10, 5 automatic vertical whereabouts of baffle this moment and every lateral wall butt of collecting chamber 3, inlet 7 external booster pump, let in inlet 7 from the outside and get into filtration separation chamber 1 in with the balance liquid and wash filter membrane 4, will attach to granule wash down on filter membrane 4 and fall into in the collection chamber 3 of difference, thereby realize the filtration and the separation of the appearance vesicle of cell.

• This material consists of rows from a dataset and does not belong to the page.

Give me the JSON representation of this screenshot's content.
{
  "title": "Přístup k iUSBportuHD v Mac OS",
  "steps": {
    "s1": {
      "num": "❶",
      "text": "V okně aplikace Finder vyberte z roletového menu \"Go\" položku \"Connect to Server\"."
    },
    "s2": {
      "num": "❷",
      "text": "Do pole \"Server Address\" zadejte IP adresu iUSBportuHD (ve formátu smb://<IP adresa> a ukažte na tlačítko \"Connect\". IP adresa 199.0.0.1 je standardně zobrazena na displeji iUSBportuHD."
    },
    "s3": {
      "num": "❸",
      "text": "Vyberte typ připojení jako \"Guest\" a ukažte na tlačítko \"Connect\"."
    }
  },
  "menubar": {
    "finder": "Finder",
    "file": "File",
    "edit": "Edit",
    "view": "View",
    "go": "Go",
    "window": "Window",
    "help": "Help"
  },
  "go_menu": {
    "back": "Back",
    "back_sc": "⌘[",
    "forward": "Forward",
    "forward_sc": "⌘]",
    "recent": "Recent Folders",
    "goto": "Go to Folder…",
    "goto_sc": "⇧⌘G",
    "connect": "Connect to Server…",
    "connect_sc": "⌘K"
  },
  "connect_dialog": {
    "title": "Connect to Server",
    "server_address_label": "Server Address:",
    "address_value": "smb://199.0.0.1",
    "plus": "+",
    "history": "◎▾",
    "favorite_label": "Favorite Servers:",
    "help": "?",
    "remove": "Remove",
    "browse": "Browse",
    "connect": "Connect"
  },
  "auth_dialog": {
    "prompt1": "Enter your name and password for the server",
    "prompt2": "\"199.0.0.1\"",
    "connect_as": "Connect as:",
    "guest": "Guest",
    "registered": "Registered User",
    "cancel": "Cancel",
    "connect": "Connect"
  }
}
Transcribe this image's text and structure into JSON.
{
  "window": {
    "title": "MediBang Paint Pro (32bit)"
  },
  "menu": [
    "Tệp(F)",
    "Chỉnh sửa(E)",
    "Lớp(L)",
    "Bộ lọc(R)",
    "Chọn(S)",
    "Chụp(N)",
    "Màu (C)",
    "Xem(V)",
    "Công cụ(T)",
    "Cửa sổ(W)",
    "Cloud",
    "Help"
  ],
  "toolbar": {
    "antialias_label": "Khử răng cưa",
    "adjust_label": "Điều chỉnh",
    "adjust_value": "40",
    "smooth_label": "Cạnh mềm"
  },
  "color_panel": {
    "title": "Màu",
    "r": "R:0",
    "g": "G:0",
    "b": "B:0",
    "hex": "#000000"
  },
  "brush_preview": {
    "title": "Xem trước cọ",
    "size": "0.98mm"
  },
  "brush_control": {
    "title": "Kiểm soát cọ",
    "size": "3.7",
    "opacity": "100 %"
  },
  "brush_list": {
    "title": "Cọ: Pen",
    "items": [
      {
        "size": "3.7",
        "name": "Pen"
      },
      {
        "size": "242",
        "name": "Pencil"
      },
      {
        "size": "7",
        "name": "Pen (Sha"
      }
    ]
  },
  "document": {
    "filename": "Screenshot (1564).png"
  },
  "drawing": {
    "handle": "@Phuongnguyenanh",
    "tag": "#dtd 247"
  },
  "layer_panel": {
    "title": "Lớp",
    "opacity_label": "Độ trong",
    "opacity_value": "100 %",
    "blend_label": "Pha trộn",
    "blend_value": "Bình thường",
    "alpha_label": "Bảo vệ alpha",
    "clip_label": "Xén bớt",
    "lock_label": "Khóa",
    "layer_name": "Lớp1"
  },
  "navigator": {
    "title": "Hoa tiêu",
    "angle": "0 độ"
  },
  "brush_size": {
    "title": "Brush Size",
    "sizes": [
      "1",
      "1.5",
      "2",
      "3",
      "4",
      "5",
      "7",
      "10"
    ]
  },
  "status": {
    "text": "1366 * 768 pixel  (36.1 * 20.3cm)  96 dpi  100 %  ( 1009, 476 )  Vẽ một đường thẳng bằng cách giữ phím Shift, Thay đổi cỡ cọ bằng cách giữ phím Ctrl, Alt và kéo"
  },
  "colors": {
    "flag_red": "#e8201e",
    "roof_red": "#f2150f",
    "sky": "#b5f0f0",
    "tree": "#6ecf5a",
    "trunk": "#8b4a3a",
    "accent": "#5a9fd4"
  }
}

The above is only a preferred embodiment of the present invention, and is not intended to limit the present invention, and various modifications and changes will occur to those skilled in the art. Any modification, equivalent replacement, or improvement made within the spirit and principle of the present invention should be included in the protection scope of the present invention.

Claims

1. The filtering and separating device for the extracellular vesicles is characterized by comprising a device body, wherein the device body comprises a filtering and separating chamber and a collecting chamber, a plurality of filter membranes are vertically arranged in the filtering and separating chamber at intervals, two sides of each filter membrane are connected with the side wall of the filtering and separating chamber, and the bottom of each filter membrane is hinged with a baffle; the top of the filtering and separating chamber is provided with a sample inlet and a liquid inlet, the sample inlet is arranged close to one side of the top of the filtering and separating chamber, the liquid inlet is arranged close to the center of the top of the filtering and separating chamber, the sample inlet is communicated with the inside of the liquid inlet through a control valve, the lower part of one side of the filtering and separating chamber, which is far away from the sample inlet, is provided with a sample outlet, and the sample outlet faces to the filtering surface of the filter membrane;

2. The apparatus according to claim 1, wherein the filter membranes are disposed in parallel and inclined manner, and wherein the openings of the filter membranes near the injection port and the top of the filter separation chamber have a larger area than the openings at the bottom thereof.

3. The filter separation device for extracellular vesicles according to claim 1, wherein a distance between the plurality of filter membranes gradually decreases from one side of the injection port to an opposite side thereof.

4. The filtration separation device for extracellular vesicles of claim 1, wherein pore sizes of the plurality of filtration membranes are gradually reduced from one side of the sample inlet to an opposite side thereof.

5. The filtering separation device for extracellular vesicles according to claim 1, wherein the filter membrane is a porous anodic alumina membrane.

6. The filtering and separating device for extracellular vesicles according to claim 1, wherein the sample inlet and the liquid inlet are respectively connected with a booster pump, and the sample outlet is connected with a negative pressure pump.

7. The filtering and separating device for extracellular vesicles according to claim 1, wherein the upper surface of the sliding plate is coated with a rubber layer.

8. The device for filtering and separating extracellular vesicles as claimed in claim 1, wherein the filtering and separating chamber is provided with slide rails on two sides of the bottom of the filter membrane, the slide rails are slidably connected to two sides of the slide rail, a first magnetic member is provided at an end of the slide rail, and a second magnetic member with opposite magnetism is provided at an end of the slide rail contacting with the end of the slide rail.

9. The filtering separation device for extracellular vesicles according to claim 1, wherein the outer end of the slide plate is provided with a handle.

10. The filtered separation device for extracellular vesicles of claim 1, wherein the collection chamber is drawn within the collection chamber.